Publié le par Bernard Oheix

C'était la nuit de la guitare en hommage à Maxime Le Forestier. Une pléïade de musiciens exceptionnels réunis par le plaisir de jouer ensemble dans une soirée où tout était possible...même l'inconcevable !

La rythmique était assurée par trois instrumentistes hors classes, Dominique Di Piazza et Fred Vinquant à la basse et Franck Agulhon à la batterie, des métronomes donnant une sécurité absolue aux solistes, tendant un rideau de notes comme un filet de protection sur lesquelles il ne restait plus qu'à ourler des partitions enlevées.
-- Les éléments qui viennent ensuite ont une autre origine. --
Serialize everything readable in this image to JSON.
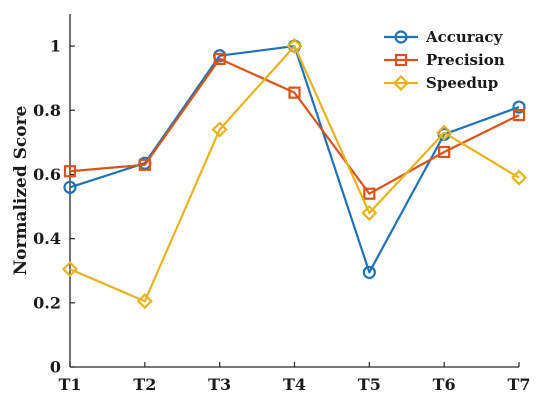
{
  "chart_data": {
    "type": "line",
    "title": "",
    "xlabel": "",
    "ylabel": "Normalized Score",
    "categories": [
      "T1",
      "T2",
      "T3",
      "T4",
      "T5",
      "T6",
      "T7"
    ],
    "ylim": [
      0,
      1.1
    ],
    "yticks": [
      0,
      0.2,
      0.4,
      0.6,
      0.8,
      1
    ],
    "ytick_labels": [
      "0",
      "0.2",
      "0.4",
      "0.6",
      "0.8",
      "1"
    ],
    "grid": false,
    "legend_position": "top-right",
    "series": [
      {
        "name": "Accuracy",
        "marker": "circle",
        "color": "#1f72b8",
        "values": [
          0.56,
          0.635,
          0.97,
          1.0,
          0.295,
          0.725,
          0.81
        ]
      },
      {
        "name": "Precision",
        "marker": "square",
        "color": "#d9541a",
        "values": [
          0.61,
          0.63,
          0.96,
          0.855,
          0.54,
          0.67,
          0.785
        ]
      },
      {
        "name": "Speedup",
        "marker": "diamond",
        "color": "#e6b31e",
        "values": [
          0.305,
          0.205,
          0.74,
          1.0,
          0.48,
          0.73,
          0.59
        ]
      }
    ]
  }
}
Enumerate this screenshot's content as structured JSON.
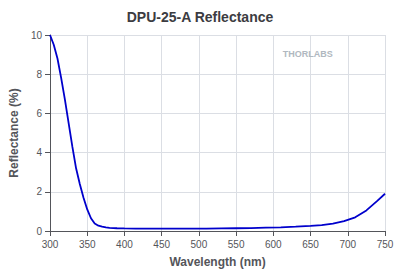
{
  "chart_data": {
    "type": "line",
    "title": "DPU-25-A Reflectance",
    "xlabel": "Wavelength (nm)",
    "ylabel": "Reflectance (%)",
    "x": [
      300,
      305,
      310,
      315,
      320,
      325,
      330,
      335,
      340,
      345,
      350,
      355,
      360,
      365,
      370,
      375,
      380,
      390,
      400,
      415,
      430,
      450,
      470,
      490,
      510,
      530,
      550,
      570,
      590,
      610,
      630,
      650,
      665,
      680,
      695,
      710,
      725,
      740,
      750
    ],
    "values": [
      10.0,
      9.5,
      8.8,
      7.8,
      6.7,
      5.5,
      4.3,
      3.2,
      2.4,
      1.7,
      1.1,
      0.65,
      0.38,
      0.27,
      0.22,
      0.18,
      0.16,
      0.14,
      0.13,
      0.12,
      0.12,
      0.12,
      0.12,
      0.12,
      0.12,
      0.13,
      0.14,
      0.15,
      0.17,
      0.19,
      0.22,
      0.26,
      0.3,
      0.38,
      0.5,
      0.7,
      1.05,
      1.55,
      1.9
    ],
    "color": "#0000cc",
    "xlim": [
      300,
      750
    ],
    "ylim": [
      0,
      10
    ],
    "xticks": [
      300,
      350,
      400,
      450,
      500,
      550,
      600,
      650,
      700,
      750
    ],
    "yticks": [
      0,
      2,
      4,
      6,
      8,
      10
    ],
    "grid": true,
    "annotations": [
      {
        "text": "THORLABS"
      }
    ]
  }
}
Ils tiendront tout le concert au bout de leurs doigts sans faillir.

Manu Galvin, nounours chaleureux qui donne du sens à l'idée même d'un phrasé musical, une sensibilité hors norme dans la maîtrise de son instrument se dévoile comme un conteur chaleureux. il est un interprète romantique, un toucher bien spécial, une façon si douce de se glisser dans les mélodies en ciselant le silence de ses perles serties de fulgurance.

Nelson Veras, un jeune Brésilien, éblouira par son jeu tout en retenue, d'une délicatesse et d'une puissance étrange, comme si les influences conjuguées de sa culture d'Amérique du Sud et celles d'un son plus européen produisait un musicien sans frontières, ivre de toutes les libertés.

 

Nono fait pleurer sa guitare. Revennu de tous les sommets et de toutes les aventures du show-biz, tutoyant les plus grands, il reste un incomparable instrumentiste au toucher sans égal. Il possède une aptitude à faire corps avec son instrument et à transformer la plus simple des mélodies en opéra sauvage, en hymne à la déraison, en tonnerre de sons où le chaos ne plie à sa volonté de l'orchestrer. C'est Nono, un homme de coeur, dans toute sa simplicité, un génie de la guitare qui s'avère un gentleman pétri d'humanité.  

Maxime était la star, celui pour qui cette constellation de musiciens s'était réunie. Il va jouer son rôle à la perfection, distribuant les temps d'exposition, permettant à chacun de s'exprimer, débridant le concert autour de ses chansons complexes, difficiles à  interpréter. Il n'avait pas choisi un répertoire facile, piochant dans son répertoire celles qu'il affectionnait, pas toujours celles qui avaient rencontré le grand succès. Voix au grain si particulier... Même si l'âge le rattrape, il est d'une jeunesse éternelle, comme certains de ses tubes qu'il offrira en rappel au public. Merci Monsieur Maxime Le Forestier de rester cette icône de toutes les révoltes qui échappe aux temps de la soumission et au conformisme ambiant.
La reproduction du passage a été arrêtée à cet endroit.